I agree... What would be worse is if the "systemic bias" follows the traditional fault lines, which we have been so concerned about for so long. After all, the New Media and its bottoms-up approach was meant to make things "different". That's why we have so much faith in it, and would like to invest our volunteer efforts here. Maybe, it is time we recognised this problem and began to deal with it: how do initiatives like the Wikipedia deal with non-English, non-visible, largely non-digitised and oral societies (which have wealth of their own, but not in a traditionally 'recognisable' sense)? To push a topic to Wikia just because *we* can't recognise it's worth is unfair to the topic. We can't also enter the vicious cycle of argument believing that because-it-isn't-there-it-isn't-prominent (how does it become 'prominent' in the first place, if it is being rejected on these grounds)?
Yet, there must be *some* way out.
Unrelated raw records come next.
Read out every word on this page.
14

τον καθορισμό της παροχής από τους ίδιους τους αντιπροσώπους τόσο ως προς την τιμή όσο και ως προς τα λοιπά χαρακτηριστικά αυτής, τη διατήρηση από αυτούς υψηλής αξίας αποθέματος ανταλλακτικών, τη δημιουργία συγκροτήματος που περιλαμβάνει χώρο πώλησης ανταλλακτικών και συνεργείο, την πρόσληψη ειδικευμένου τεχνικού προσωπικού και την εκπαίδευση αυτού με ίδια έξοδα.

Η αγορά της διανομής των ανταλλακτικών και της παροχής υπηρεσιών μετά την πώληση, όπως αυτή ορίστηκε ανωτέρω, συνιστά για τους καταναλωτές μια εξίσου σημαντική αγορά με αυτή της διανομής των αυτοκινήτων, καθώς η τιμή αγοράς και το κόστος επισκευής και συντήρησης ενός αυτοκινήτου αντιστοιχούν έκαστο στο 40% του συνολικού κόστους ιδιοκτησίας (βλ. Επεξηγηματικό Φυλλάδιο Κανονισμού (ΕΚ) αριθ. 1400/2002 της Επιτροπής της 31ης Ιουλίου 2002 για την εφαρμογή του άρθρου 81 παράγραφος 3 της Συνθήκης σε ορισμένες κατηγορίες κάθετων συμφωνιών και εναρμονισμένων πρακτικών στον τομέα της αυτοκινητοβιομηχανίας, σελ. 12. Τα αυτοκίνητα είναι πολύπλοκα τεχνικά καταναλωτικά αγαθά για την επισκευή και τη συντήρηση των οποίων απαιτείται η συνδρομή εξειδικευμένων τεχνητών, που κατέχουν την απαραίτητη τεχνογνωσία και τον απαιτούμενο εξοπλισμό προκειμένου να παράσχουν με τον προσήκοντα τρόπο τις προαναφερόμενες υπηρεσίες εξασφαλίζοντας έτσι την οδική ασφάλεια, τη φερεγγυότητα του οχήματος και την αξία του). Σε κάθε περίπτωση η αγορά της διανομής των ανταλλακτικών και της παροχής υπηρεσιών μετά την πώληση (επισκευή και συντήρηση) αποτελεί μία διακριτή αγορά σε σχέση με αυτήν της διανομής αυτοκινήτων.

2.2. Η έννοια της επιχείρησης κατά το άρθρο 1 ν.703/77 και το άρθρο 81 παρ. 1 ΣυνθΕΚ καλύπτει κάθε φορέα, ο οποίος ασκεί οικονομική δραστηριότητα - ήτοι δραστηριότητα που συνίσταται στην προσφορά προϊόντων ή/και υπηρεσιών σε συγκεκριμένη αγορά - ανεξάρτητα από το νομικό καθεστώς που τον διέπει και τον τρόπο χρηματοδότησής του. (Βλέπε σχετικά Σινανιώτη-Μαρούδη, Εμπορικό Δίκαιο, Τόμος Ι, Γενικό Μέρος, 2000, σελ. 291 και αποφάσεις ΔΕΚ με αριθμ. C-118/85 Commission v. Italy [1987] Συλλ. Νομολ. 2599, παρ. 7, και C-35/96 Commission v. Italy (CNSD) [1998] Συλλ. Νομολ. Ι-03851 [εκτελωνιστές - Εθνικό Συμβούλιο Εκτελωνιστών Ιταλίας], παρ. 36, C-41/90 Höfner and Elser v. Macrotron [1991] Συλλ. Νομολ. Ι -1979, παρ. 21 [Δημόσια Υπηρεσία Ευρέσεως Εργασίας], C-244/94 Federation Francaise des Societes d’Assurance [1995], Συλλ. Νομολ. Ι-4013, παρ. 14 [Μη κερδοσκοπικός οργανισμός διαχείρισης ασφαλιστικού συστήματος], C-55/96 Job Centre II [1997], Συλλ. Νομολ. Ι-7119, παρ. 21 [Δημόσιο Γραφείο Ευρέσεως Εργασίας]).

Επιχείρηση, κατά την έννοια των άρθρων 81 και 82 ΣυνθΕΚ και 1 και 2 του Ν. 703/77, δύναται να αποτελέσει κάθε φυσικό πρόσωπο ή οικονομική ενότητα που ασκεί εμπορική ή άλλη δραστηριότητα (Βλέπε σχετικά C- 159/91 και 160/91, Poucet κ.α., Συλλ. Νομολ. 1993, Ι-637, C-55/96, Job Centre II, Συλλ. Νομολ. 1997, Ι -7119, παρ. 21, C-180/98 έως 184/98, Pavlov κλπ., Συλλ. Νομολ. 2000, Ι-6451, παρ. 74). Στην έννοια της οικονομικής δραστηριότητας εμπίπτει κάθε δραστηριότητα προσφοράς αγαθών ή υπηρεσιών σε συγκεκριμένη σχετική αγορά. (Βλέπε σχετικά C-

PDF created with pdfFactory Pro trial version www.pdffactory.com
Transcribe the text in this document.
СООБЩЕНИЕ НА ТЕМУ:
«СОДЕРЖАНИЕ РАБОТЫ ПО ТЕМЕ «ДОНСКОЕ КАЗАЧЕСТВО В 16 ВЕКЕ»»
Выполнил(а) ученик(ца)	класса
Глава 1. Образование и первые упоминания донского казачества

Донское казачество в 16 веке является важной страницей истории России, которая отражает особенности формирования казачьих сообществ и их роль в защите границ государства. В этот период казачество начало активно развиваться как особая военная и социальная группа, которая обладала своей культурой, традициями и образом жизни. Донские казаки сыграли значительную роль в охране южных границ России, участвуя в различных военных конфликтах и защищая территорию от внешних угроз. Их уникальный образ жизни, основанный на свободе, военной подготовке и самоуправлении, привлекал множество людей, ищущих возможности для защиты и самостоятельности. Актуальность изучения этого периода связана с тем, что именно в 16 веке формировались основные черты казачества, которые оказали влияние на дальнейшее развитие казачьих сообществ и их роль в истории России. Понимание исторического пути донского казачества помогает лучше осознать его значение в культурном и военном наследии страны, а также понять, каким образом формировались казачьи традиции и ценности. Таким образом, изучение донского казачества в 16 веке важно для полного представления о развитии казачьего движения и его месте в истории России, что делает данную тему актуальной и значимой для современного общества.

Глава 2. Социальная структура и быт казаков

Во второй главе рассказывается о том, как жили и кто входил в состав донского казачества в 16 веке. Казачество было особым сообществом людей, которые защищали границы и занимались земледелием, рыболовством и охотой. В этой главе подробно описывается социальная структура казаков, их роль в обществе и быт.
Am optimistic... FN
On 08/01/07, J.L.W.S. The Special One hildanknight@gmail.com wrote:
While working on articles about Singaporean movies, I've encountered a similar problem: difficulty finding references due to systemic bias.
Some seem to have the impression that Singaporean = non-notable. I've seen articles on many Singaporean topics, which no Singaporean would contest the notability of, get nominated for deletion, under the claim of non-notability.
That Wikipedia suffers from systemic bias is not surprising.